Whether other drugmakers will, in fact, accede is unclear. In recent weeks, both the Pharmaceutical Research & Manufacturers of America and the Association of British Pharmaceutical Industry have released separate statements that derided the notion of releasing patient-level data and case study reports. PhRMA, in particular, was adamant that this would compromise innovation (read here).

Roche did issue some caveats, though. For instance, the drugmaker will release full case study reports, summaries and safety updates for medicines approved by the European Medicines Agency. But the information will be edited “in line with relevant country or regional laws” in order to ensure patient confidentiality and “to protect legitimate commercial interests, including intellectual property rights.” But the drugmaker “will provide any CSR on request that cannot be obtained from the EMA for third-party researchers” beginning this April. “This will enable access to all Roche CSRs for researchers,” the drugmaker maintains.

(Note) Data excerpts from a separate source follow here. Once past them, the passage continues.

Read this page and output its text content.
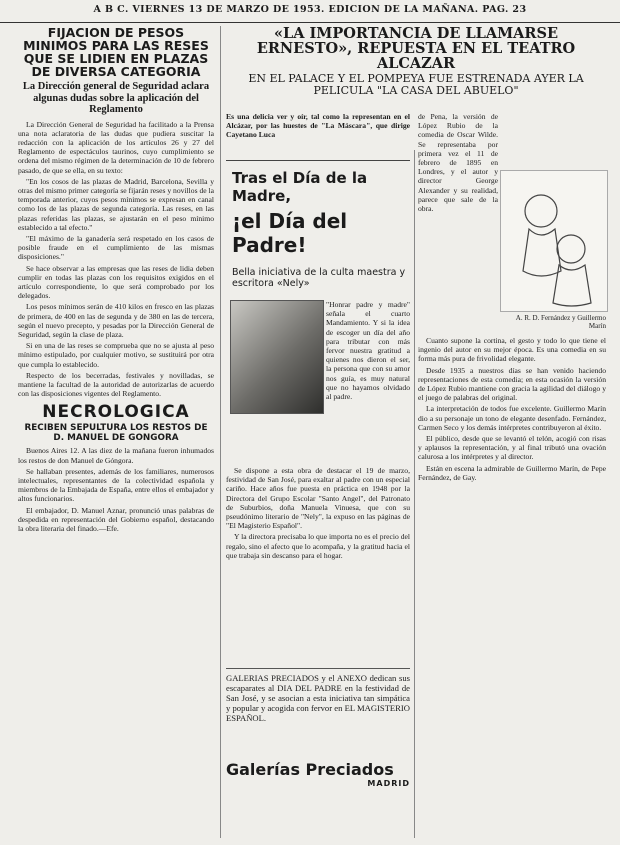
A B C. VIERNES 13 DE MARZO DE 1953. EDICION DE LA MAÑANA. PAG. 23
FIJACION DE PESOS MINIMOS PARA LAS RESES QUE SE LIDIEN EN PLAZAS DE DIVERSA CATEGORIA
La Dirección general de Seguridad aclara algunas dudas sobre la aplicación del Reglamento

La Dirección General de Seguridad ha facilitado a la Prensa una nota aclaratoria de las dudas que pudiera suscitar la redacción con la aplicación de los artículos 26 y 27 del Reglamento de espectáculos taurinos, cuyo cumplimiento se ordena del mismo régimen de la determinación de 10 de febrero pasado, de que se ella, en su texto:

"En los cosos de las plazas de Madrid, Barcelona, Sevilla y otras del mismo primer categoría se fijarán reses y novillos de la temporada anterior, cuyos pesos mínimos se expresan en canal como los de las plazas de segunda categoría. Las reses, en las plazas referidas las plazas, se ajustarán en el peso mínimo establecido a tal efecto."

"El máximo de la ganadería será respetado en los casos de posible fraude en el cumplimiento de las mismas disposiciones."

Se hace observar a las empresas que las reses de lidia deben cumplir en todas las plazas con los requisitos exigidos en el artículo correspondiente, lo que será comprobado por los delegados.

Los pesos mínimos serán de 410 kilos en fresco en las plazas de primera, de 400 en las de segunda y de 380 en las de tercera, según el nuevo precepto, y pesadas por la Dirección General de Seguridad, según la clase de plaza.

Si en una de las reses se comprueba que no se ajusta al peso mínimo estipulado, por cualquier motivo, se sustituirá por otra que cumpla lo establecido.

Respecto de los becerradas, festivales y novilladas, se mantiene la facultad de la autoridad de autorizarlas de acuerdo con las disposiciones vigentes del Reglamento.

NECROLOGICA
RECIBEN SEPULTURA LOS RESTOS DE D. MANUEL DE GONGORA

Buenos Aires 12. A las diez de la mañana fueron inhumados los restos de don Manuel de Góngora.

Se hallaban presentes, además de los familiares, numerosos intelectuales, representantes de la colectividad española y miembros de la Embajada de España, entre ellos el embajador y altos funcionarios.

El embajador, D. Manuel Aznar, pronunció unas palabras de despedida en representación del Gobierno español, destacando la obra literaria del finado.—Efe.

«LA IMPORTANCIA DE LLAMARSE ERNESTO», REPUESTA EN EL TEATRO ALCAZAR
EN EL PALACE Y EL POMPEYA FUE ESTRENADA AYER LA PELICULA "LA CASA DEL ABUELO"

Es una delicia ver y oír, tal como la representan en el Alcázar, por las huestes de "La Máscara", que dirige Cayetano Luca

Tras el Día de la Madre,
¡el Día del Padre!
Bella iniciativa de la culta maestra y escritora «Nely»

"Honrar padre y madre" señala el cuarto Mandamiento. Y si la idea de escoger un día del año para tributar con más fervor nuestra gratitud a quienes nos dieron el ser, la persona que con su amor nos guía, es muy natural que no hayamos olvidado al padre.

Se dispone a esta obra de destacar el 19 de marzo, festividad de San José, para exaltar al padre con un especial cariño. Hace años fue puesta en práctica en 1948 por la Directora del Grupo Escolar "Santo Angel", del Patronato de Suburbios, doña Manuela Vinuesa, que con su pseudónimo literario de "Nely", la expuso en las páginas de "El Magisterio Español".

Y la directora precisaba lo que importa no es el precio del regalo, sino el afecto que lo acompaña, y la gratitud hacia el que trabaja sin descanso para el hogar.

GALERIAS PRECIADOS y el ANEXO dedican sus escaparates al DIA DEL PADRE en la festividad de San José, y se asocian a esta iniciativa tan simpática y popular y acogida con fervor en EL MAGISTERIO ESPAÑOL.

Galerías Preciados
MADRID

de Pena, la versión de López Rubio de la comedia de Oscar Wilde. Se representaba por primera vez el 11 de febrero de 1895 en Londres, y el autor y director George Alexander y su realidad, parece que sale de la obra.

A. R. D. Fernández y Guillermo Marín

Cuanto supone la cortina, el gesto y todo lo que tiene el ingenio del autor en su mejor época. Es una comedia en su forma más pura de frivolidad elegante.

Desde 1935 a nuestros días se han venido haciendo representaciones de esta comedia; en esta ocasión la versión de López Rubio mantiene con gracia la agilidad del diálogo y el juego de palabras del original.

La interpretación de todos fue excelente. Guillermo Marín dio a su personaje un tono de elegante desenfado. Fernández, Carmen Seco y los demás intérpretes contribuyeron al éxito.

El público, desde que se levantó el telón, acogió con risas y aplausos la representación, y al final tributó una ovación calurosa a los intérpretes y al director.

Están en escena la admirable de Guillermo Marín, de Pepe Fernández, de Gay.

As for Tamiflu data, Roche says that 71 of 74 completed trials are in the public domain either as a primary publication or secondary publication or on rochetrials.com, and arrangements are being made for the remaining three trials to be posted. So Roche is forming what it calls a Multi-party Group for Advice on Science, which will consist of four “renowned” scientists in the field of influenza to review Tamiflu data, “identify any unanswered questions and agree on a statistical analysis plan.”

From there, Roche says there will be an agreement, but does not offer specifics concerning parties or substance, but the drugmaker goes on to maintain it will provide access to all requested Tamiflu clinical trial data for the analyses. The scientists – Albert Osterhaus of Erasmus Medical Centre in Rotterdam, Menno De Jong of the Academic Medical Centre in Amsterdam, Arnold Monto of the University of Michigan and Richard Whitley of the University of Alabama – will invite independent experts and third parties to a meeting in June.

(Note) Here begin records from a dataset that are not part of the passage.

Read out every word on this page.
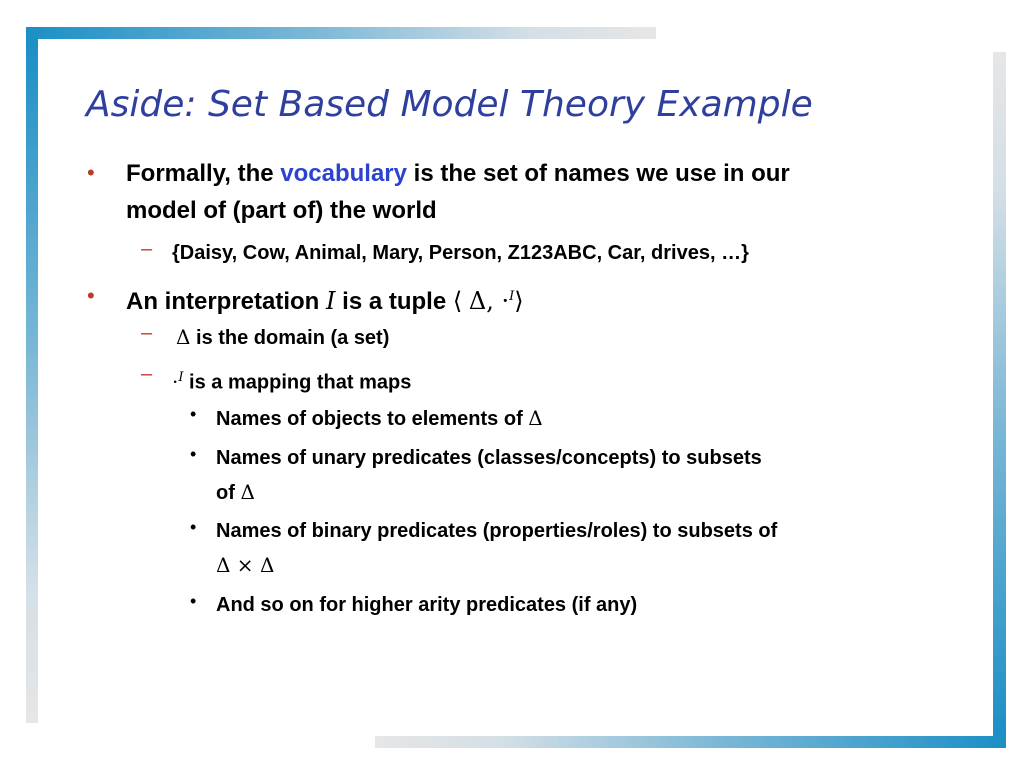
Aside: Set Based Model Theory Example
• Formally, the vocabulary is the set of names we use in our
model of (part of) the world
– {Daisy, Cow, Animal, Mary, Person, Z123ABC, Car, drives, …}
• An interpretation I is a tuple ⟨ Δ, ·$^I$⟩
– Δ is the domain (a set)
– ·$^I$ is a mapping that maps
• Names of objects to elements of Δ
• Names of unary predicates (classes/concepts) to subsets
of Δ
• Names of binary predicates (properties/roles) to subsets of
Δ × Δ
• And so on for higher arity predicates (if any)
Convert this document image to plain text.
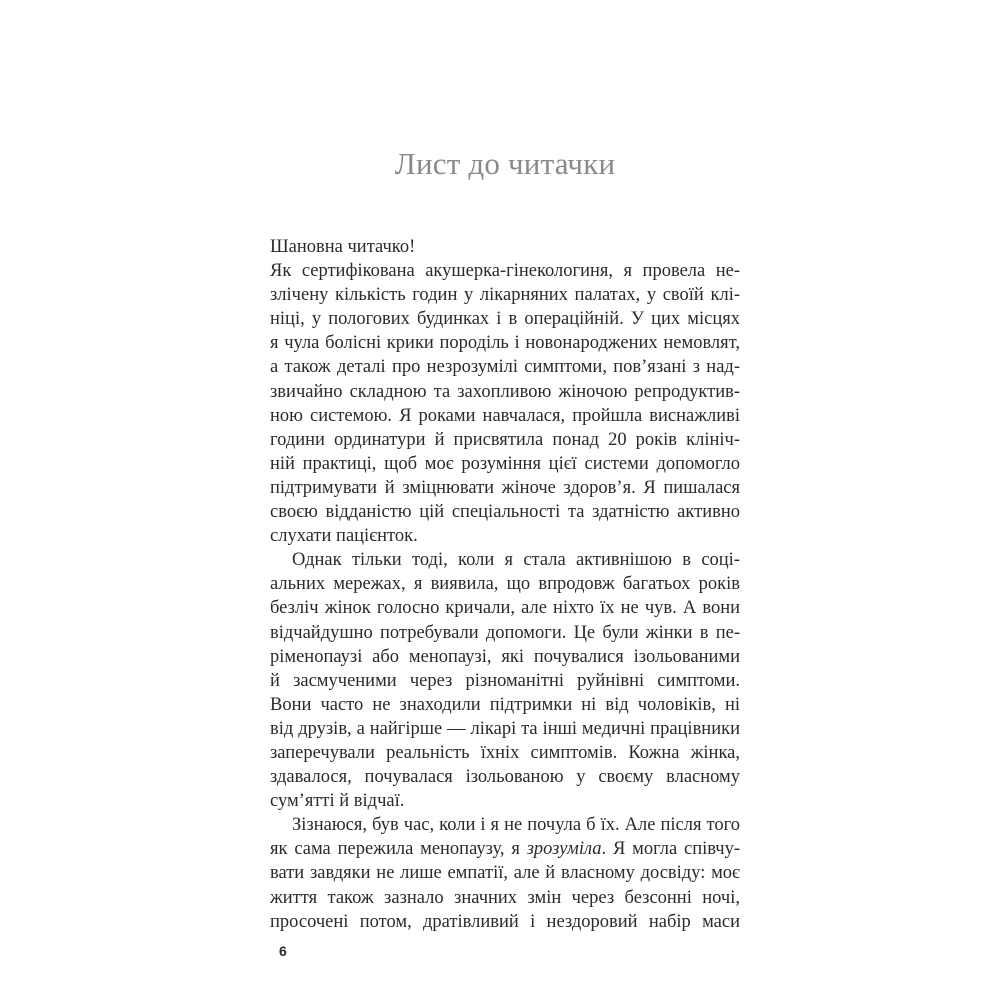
Лист до читачки
Шановна читачко!
Як сертифікована акушерка-гінекологиня, я провела не-
злічену кількість годин у лікарняних палатах, у своїй клі-
ніці, у пологових будинках і в операційній. У цих місцях
я чула болісні крики породіль і новонароджених немовлят,
а також деталі про незрозумілі симптоми, пов’язані з над-
звичайно складною та захопливою жіночою репродуктив-
ною системою. Я роками навчалася, пройшла виснажливі
години ординатури й присвятила понад 20 років клініч-
ній практиці, щоб моє розуміння цієї системи допомогло
підтримувати й зміцнювати жіноче здоров’я. Я пишалася
своєю відданістю цій спеціальності та здатністю активно
слухати пацієнток.
Однак тільки тоді, коли я стала активнішою в соці-
альних мережах, я виявила, що впродовж багатьох років
безліч жінок голосно кричали, але ніхто їх не чув. А вони
відчайдушно потребували допомоги. Це були жінки в пе-
ріменопаузі або менопаузі, які почувалися ізольованими
й засмученими через різноманітні руйнівні симптоми.
Вони часто не знаходили підтримки ні від чоловіків, ні
від друзів, а найгірше — лікарі та інші медичні працівники
заперечували реальність їхніх симптомів. Кожна жінка,
здавалося, почувалася ізольованою у своєму власному
сум’ятті й відчаї.
Зізнаюся, був час, коли і я не почула б їх. Але після того
як сама пережила менопаузу, я зрозуміла. Я могла співчу-
вати завдяки не лише емпатії, але й власному досвіду: моє
життя також зазнало значних змін через безсонні ночі,
просочені потом, дратівливий і нездоровий набір маси
6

[UPDATE: We should note that not all of these scientists are independent. As recently as last fall, for instance, Osterhaus, Monto and Whitley were listed as scientific advisors or consultants to Roche, and Osterhaus has also been a grant recipient (read this).]

And so, there may be issues with this approach. After all, if Roche wants the Tamiflu exercise to be taken seriously, the drugmaker should gather scientists without any ties. This is likely to cause skepticism about the commitment to forming an independent panel for the overall purpose of releasing patient-level data and case study reports.

Morever, the approach has, so far, not been tested. As a result it remains to be seen how requests for data are handled. Glaxo, meanwhile, has not yet released the names of its own independent panel of experts or specified a launch date. But as we opined last summer, “the pharmaceutical industry would do itself a favor by recognizing that such steps – even if imperfect – are long overdue. For an industry that beats a loud drum about wanting to heal patients, the missteps over clinical trial data have done nothing but leave the public with a jaundiced view of its real mission.”

We asked Thomas Jefferson of the Cochrane Collaboration and PhRMA for comment, and will update you accordingly.